To his credit, filmmaker Grashaw, shown at right, who both directed and co-wrote the screenplay (with Mark Penney) makes it clear pretty quickly that our boy Brad (M. Boudousqué, shown below) needs some help. Out of control, selling drugs, threatening his mom and her man and generally being an asshole to nearby adults, he's a prime candidate for some kind of "intervention."

Soon, we're seeing bonding among the inmates (along with some non-bonding) and being inundated with flashbacks that will slowly fill us in on just how bad a boy our Brad really was. The more flashbacks we get, the worse this kid looks.

Coldwater, which doubles as the name of the detention "ranch" (and triples as the stuff that comes out of the fire hoses the guards use on our boys when they misbehave), is a sincere plea for better-run Juvenile Rehab Centers. Whatever you finally think of this movie, I believe you'll find Mr Grashaw's main point well-taken: There is not nearly enough oversight at most of these facilities. While this is commendable, I wish the movie were better-conceived and -executed.

It contains all the cliches of the Prison genre (which, junior-style, the movie definitely is): good looking young inmates, abusive guards, forced marches (above), escape attempts, punishments, and so on.

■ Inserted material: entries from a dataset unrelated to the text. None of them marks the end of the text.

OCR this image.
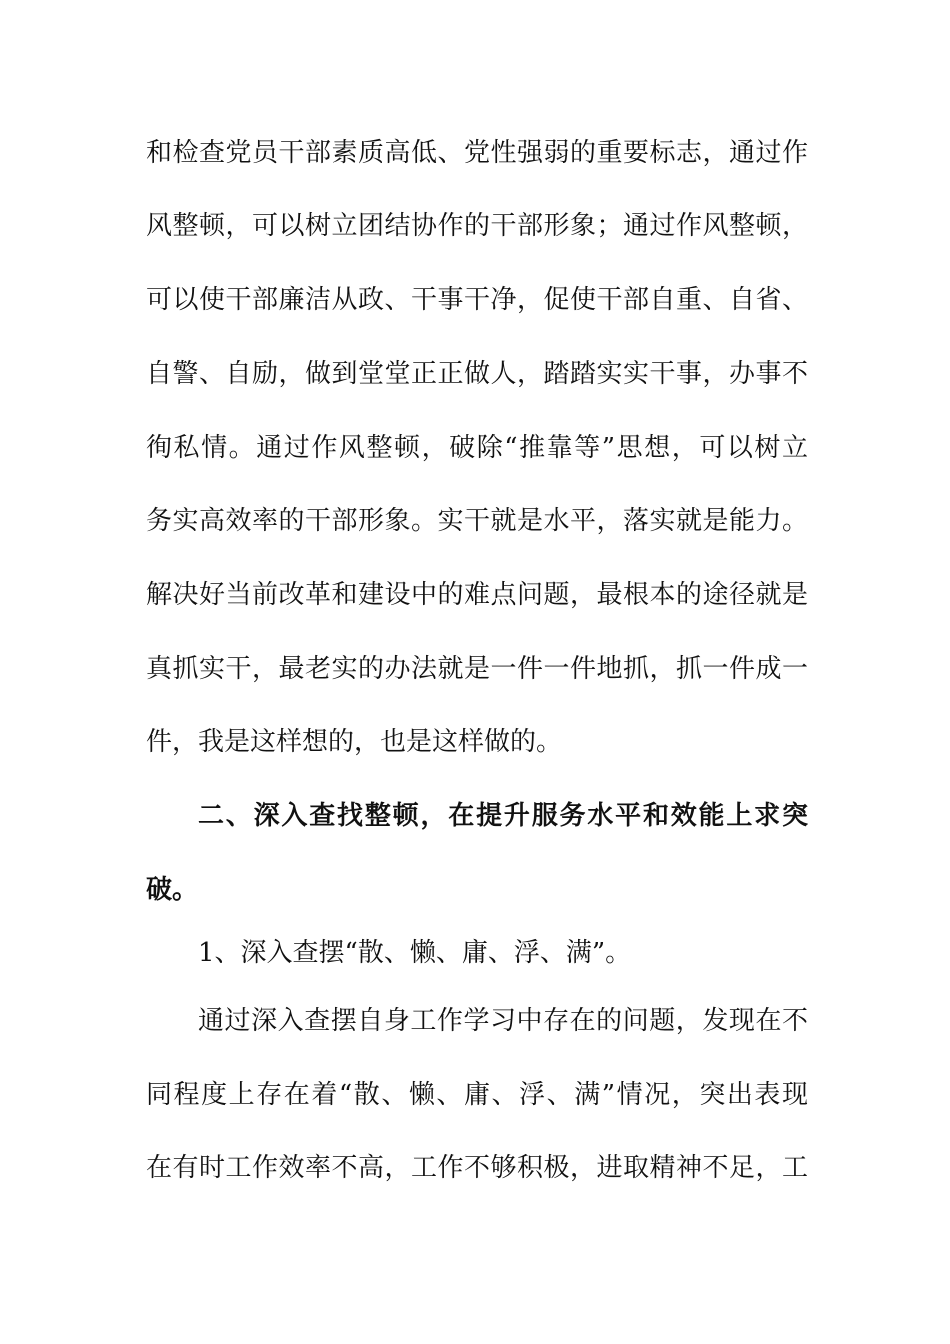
和检查党员干部素质高低、党性强弱的重要标志，通过作
风整顿，可以树立团结协作的干部形象；通过作风整顿，
可以使干部廉洁从政、干事干净，促使干部自重、自省、
自警、自励，做到堂堂正正做人，踏踏实实干事，办事不
徇私情。通过作风整顿，破除“推靠等”思想，可以树立
务实高效率的干部形象。实干就是水平，落实就是能力。
解决好当前改革和建设中的难点问题，最根本的途径就是
真抓实干，最老实的办法就是一件一件地抓，抓一件成一
件，我是这样想的，也是这样做的。
二、深入查找整顿，在提升服务水平和效能上求突
破。
1、深入查摆“散、懒、庸、浮、满”。
通过深入查摆自身工作学习中存在的问题，发现在不
同程度上存在着“散、懒、庸、浮、满”情况，突出表现
在有时工作效率不高，工作不够积极，进取精神不足，工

We have the usual beatings and torture but no rape (it'd have to be a Catholic Church-run institution for that, right?).

Then about 45 minutes into this 99-minutes movie, we get a title card reading "Year 2," and our hopes seem about to be dashed. Sure enough, around the one-hour point, everyone begins to lose it -- inmates, guards, and particularly the camp's commandant -- and events become so arbitrary (what happens, why and how) that you'll pretty much need to place your critical faculties on hold.

The movie finally morphs into mystery-thriller mode, with a "surprise" ending that you may not care much about by that point. Performances by the entire cast are as good as they can be under the circumstance of a screenplay that keep pulling all the stops farther and farther out -- until you notice them lying there on the floor at your feet.

Standouts in the cast would include Boudousqué, who's perfectly OK, as is James C. Burns (above) as the seemingly conflicted Commander-in-Chief, Chris Petrovski  (below, left, and recently seen in All Cheerleaders Die) as Brad's best friend, and Octavius J. Johnson as the necessary minority inmate, who is very badly treated. (Yes, racism in California is still alive and flourishing.)

Coldwater, from Breaking Glass Pictures, opens theatrically this Friday, August 15, in Chicago, New Orleans, New York City, Pasadena, Portland (Oregon) and Phoenix, with further openings in Hollywood and Toronto the following Friday, August 22. Click here to see all currently scheduled playdates, with cities and theaters listed.

2 comments:

Anonymous said...

How can you say there was no raping involved in this movie? There is a scene with one boy yelling for help in the background while being raped, then followed by showing the next boy undressing and starting to get raped.

James van Maanen said...

Sorry, Anon, but I don't remember that particular scene, but it was well over a year ago that I saw this film. It may also be that, because I saw an advance screener of the movie, that scene wasn't there for some reason. Or maybe you're just more perceptive than I about what is going on in the background and what this actually means. Anyway, thanks for commenting, and if I ever get the opportunity to see the movie again, I will watch for the scene. And feel abashed that I missed it.